Tuilaepa pointed out that when cyclones strike the Pacific, N.Z. and Australia are the first countries to give assistance.
“That is why I keep saying that N.Z. and Australia are founding members of the organisation before Banimarama became a Prime Minister,” he continued.
“And even after Bainimarama is no longer the Prime Minister the forum will continue on.”
Following the 47th Pacific Islands Forum that was held in Pohnpei, Federated States on Micronesia from 8 – 10th September, Samoa was announced as the next host for its 48th forum next year.
Tuilaepa said Samoa is more than capable of hosting the meeting considering its ability to host the biggest meeting in the Pacific, the Small Islands Development State.
According to Pacific Islands Forum Secretariat document, on the 47th forum in Pohnpei, Australia and New Zealand has committed appropriate resources for the implementation of P.A.C.E.R. Plus with an initial joint A$7.7million Readiness Package.
The document also noted the withdrawal by Papua New Guinea from P.A.C.E.R. Plus and reservations by Fiji on the current legal text. “Leaders reiterated the need for P.A.C.E.R. Plus to promote regional integration in the Pacific, and to assist the Forum Island Countries to achieve robust economic growth and sustainable development,” the document said.
“In that regard, Leaders welcomed the conclusion of negotiations on all fifteen chapters of the P.A.C.E.R Plus text and called on all participants to continue to demonstrate good will and flexibility.

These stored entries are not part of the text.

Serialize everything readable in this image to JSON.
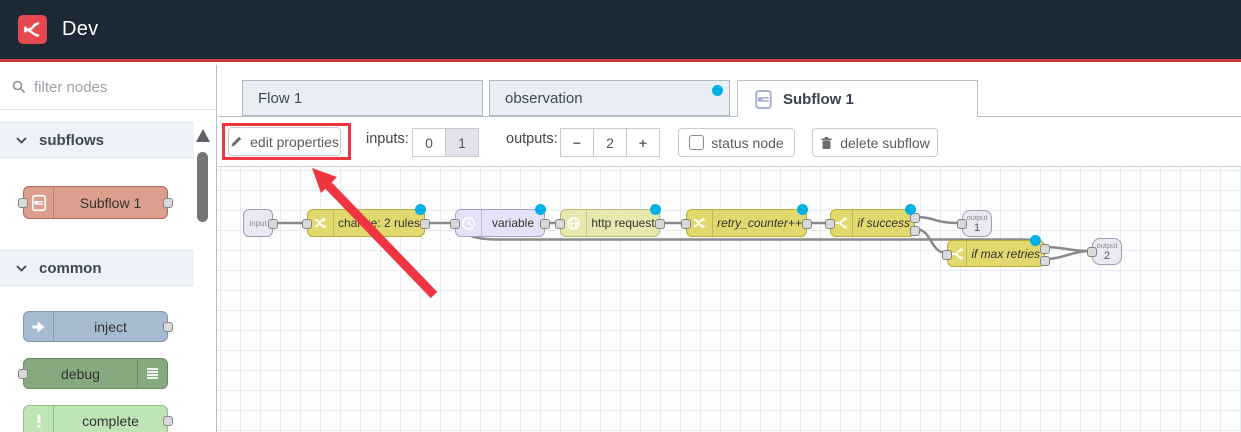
{
  "colors": {
    "header_bg": "#1e2936",
    "logo_red": "#e5494f",
    "header_line": "#c9363d",
    "changed_dot": "#00b1e5",
    "accent_red": "#ee3540"
  },
  "header": {
    "title": "Dev"
  },
  "sidebar": {
    "search_placeholder": "filter nodes",
    "sections": [
      {
        "label": "subflows",
        "nodes": [
          {
            "label": "Subflow 1",
            "type": "subflow"
          }
        ]
      },
      {
        "label": "common",
        "nodes": [
          {
            "label": "inject",
            "type": "inject"
          },
          {
            "label": "debug",
            "type": "debug"
          },
          {
            "label": "complete",
            "type": "complete"
          }
        ]
      }
    ]
  },
  "tabs": [
    {
      "label": "Flow 1",
      "active": false,
      "changed": false
    },
    {
      "label": "observation",
      "active": false,
      "changed": true
    },
    {
      "label": "Subflow 1",
      "active": true,
      "changed": false
    }
  ],
  "toolbar": {
    "edit_properties_label": "edit properties",
    "inputs_label": "inputs:",
    "input_options": [
      "0",
      "1"
    ],
    "selected_inputs": "1",
    "outputs_label": "outputs:",
    "minus_label": "−",
    "outputs_value": "2",
    "plus_label": "+",
    "status_node_label": "status node",
    "delete_subflow_label": "delete subflow"
  },
  "canvas": {
    "nodes": [
      {
        "label": "input",
        "type": "subflow-input"
      },
      {
        "label": "change: 2 rules",
        "type": "change",
        "changed": true
      },
      {
        "label": "variable",
        "type": "delay",
        "changed": true
      },
      {
        "label": "http request",
        "type": "http-request",
        "changed": true
      },
      {
        "label": "retry_counter++",
        "type": "change",
        "changed": true
      },
      {
        "label": "if success",
        "type": "switch",
        "outputs": 2,
        "changed": true
      },
      {
        "label": "if max retries",
        "type": "switch",
        "outputs": 2,
        "changed": true
      },
      {
        "label": "output",
        "number": "1",
        "type": "subflow-output"
      },
      {
        "label": "output",
        "number": "2",
        "type": "subflow-output"
      }
    ]
  }
}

Leaders noted that a timetable has been agreed for the conclusion of market access negotiations by the end of October 2016, and for the Agreement to be signed by the end of 2016.
“Leaders noted the withdrawal by Papua New Guinea from P.A.C.E.R. Plus and reservations by Fiji on the current legal text. Leaders welcomed the commitment by Australia and New Zealand to provide appropriate resources for the implementation of P.A.C.E.R. Plus with respect to the development and economic cooperation chapter of the text, and for the broader trade related assistance needs of the F.I.C.s.
“This includes an initial joint A$7.7 million Readiness Package to be available to signatories between signature and entry into force, to assist in undertaking necessary work for the ratification process of P.A.C.E.R. Plus.”
Furthermore, the document also added that Leaders noted that the conclusions and recommendations of the Sustainable Impact Assessment prepared by the Office of the Chief Trade Adviser in consultation with relevant stakeholders, would be used as a basis for ongoing engagement with stakeholders on the possible economic, social and environmental impacts of trade liberalisation under P.A.C.E.R. Plus.